The market is abuzz with anticipation as the Bank of Canada prepares to announce its latest interest rate decision on Wednesday. While there is broad agreement that the Bank of Canada will cut rates for the fourth consecutive meeting, the key question on everyone's mind is how much? Forecasters are predicting a jumbo half-percentage-point move, a marked departure from the cautious quarter-percentage-point cuts seen in the past. This would not be unprecedented, as similar-sized cuts have been witnessed in the past, but the market is now convinced that a larger cut is necessary to address the evolving economic landscape.
The Bank of Canada has been criticized for being too slow to react to the changing conditions in the economy. Some argue that a more aggressive approach is necessary to combat the risk of deflation. The inflation dragon that most global central banks worried about has already been slain, especially in Canada. Headline inflation was a mere 1.6 per cent in September, below the 2-per-cent midpoint of the Bank of Canada’s target range, while core inflation looks likely to follow soon. However, housing is now the only major component of the Consumer Price Index (CPI) putting upward pressure on overall inflation.
Real estate data companies are reporting a significant cooling in rent growth. For example, Canada’s average asking apartment rent grew by just 3 per cent in the third quarter compared to the previous year, well below the 10-per-cent peak growth rate in early 2023. The Bank of Canada should fully discount the distorted impact of housing costs. By doing so, inflation is just 0.4 per cent as of September. This is not only well below the Bank of Canada’s target range, but puts the country at risk of deflation.
In addition to the low inflation rate, the Canadian economy is also facing other headwinds. Economic growth for the third quarter was below the Bank of Canada’s estimates. Although growth in real gross domestic product (GDP) remains positive and has defied the traditional definition of recession (two consecutive quarters of negative growth), its positive performance is largely due to surging population growth, which will likely reverse going forward. Moreover, in per capita terms, real GDP growth has declined for several consecutive quarters. As a result, Canadians likely feel like the country has been in a recession for years.
With inflation dead, Canada’s economy is in need of sharper interest-rate cuts. To get ahead of the curve, the Bank of Canada should consider even bigger cuts than half a percentage point. This would help to get interest rates back down to neutral levels faster. The central bank’s interest rate announcement on Wednesday comes after Statistics Canada reported the annual inflation rate in September tumbled to 1.6 per cent — below the Bank of Canada's two per cent inflation target. The sharp slowdown in inflation this year has come as somewhat of a surprise for economists who feared price growth might take longer to tame. Now, the Bank of Canada is contending with the risk that interest rates may actually restrain economic growth by more than desired.
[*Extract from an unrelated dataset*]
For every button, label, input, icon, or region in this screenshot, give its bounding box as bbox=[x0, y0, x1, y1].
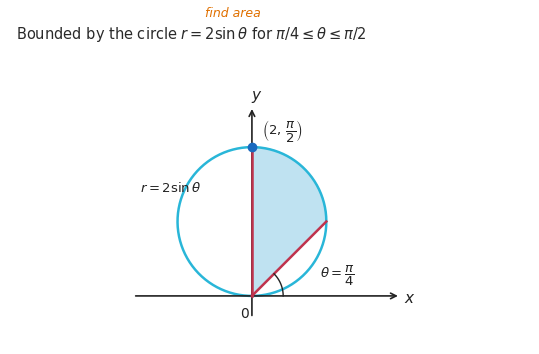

The Bank of Canada has lowered its key interest rate three times so far, bringing it down to 4.25 per cent. The gloomy economic backdrop paired with plummeting inflation have many forecasters convinced that the Bank of Canada will deliver back-to-back jumbo interest rate cuts in both October and December, which would bring its policy rate down to 3.25 per cent. The parliamentary budget officer projected in its recent economic and fiscal outlook that the central bank will continue cutting rates until its policy rate reaches 2.75 per cent in the second quarter of 2025.
Carl Gomez, chief economist at real estate data company CoStar, said real interest rates in Canada — which are adjusted for inflation — are much higher than in other countries, putting more downward pressure on the Canadian economy. The U.S. annual inflation rate fell to 2.4 per cent in September while the Federal Reserve's policy rate sits at 4.75 to five per cent. The Bank of Canada's interest rate cuts were expected to stimulate activity in the housing market again, raising fears that inflation could rebound. But Gomez said that while home listings have increased, demand in the housing market is still tepid.
The central bank's interest rate announcement on Wednesday will be closely watched by economists and investors alike. The decision will have a significant impact on the Canadian economy and could also influence the direction of the Canadian dollar. The Bank of Canada’s policy decision will be announced at 13:45 GMT on Wednesday, followed by a press conference from Governor Macklem at 14:30 GMT.
The Big Picture: Why a Supersized Rate Cut is Needed
The Bank of Canada’s rate decision this week will be a significant event for the Canadian economy. The central bank is facing a difficult challenge in navigating the delicate balance between taming inflation and supporting economic growth. With inflation now firmly under control and the Canadian economy facing significant headwinds, a supersized rate cut is the right move to help restore economic momentum. The Bank of Canada needs to act decisively to avoid being left behind the curve and to ensure that Canada does not fall into a deflationary spiral.
What’s Next for the Canadian Economy?
The Bank of Canada’s interest rate decision this week will be a key indicator of the central bank’s future course. If the bank delivers a supersized rate cut as expected, it will signal that it is committed to supporting economic growth and that it is willing to take more aggressive action to address the challenges facing the Canadian economy. The market will be watching closely to see how the central bank communicates its decision and what it has to say about the future outlook for the Canadian economy.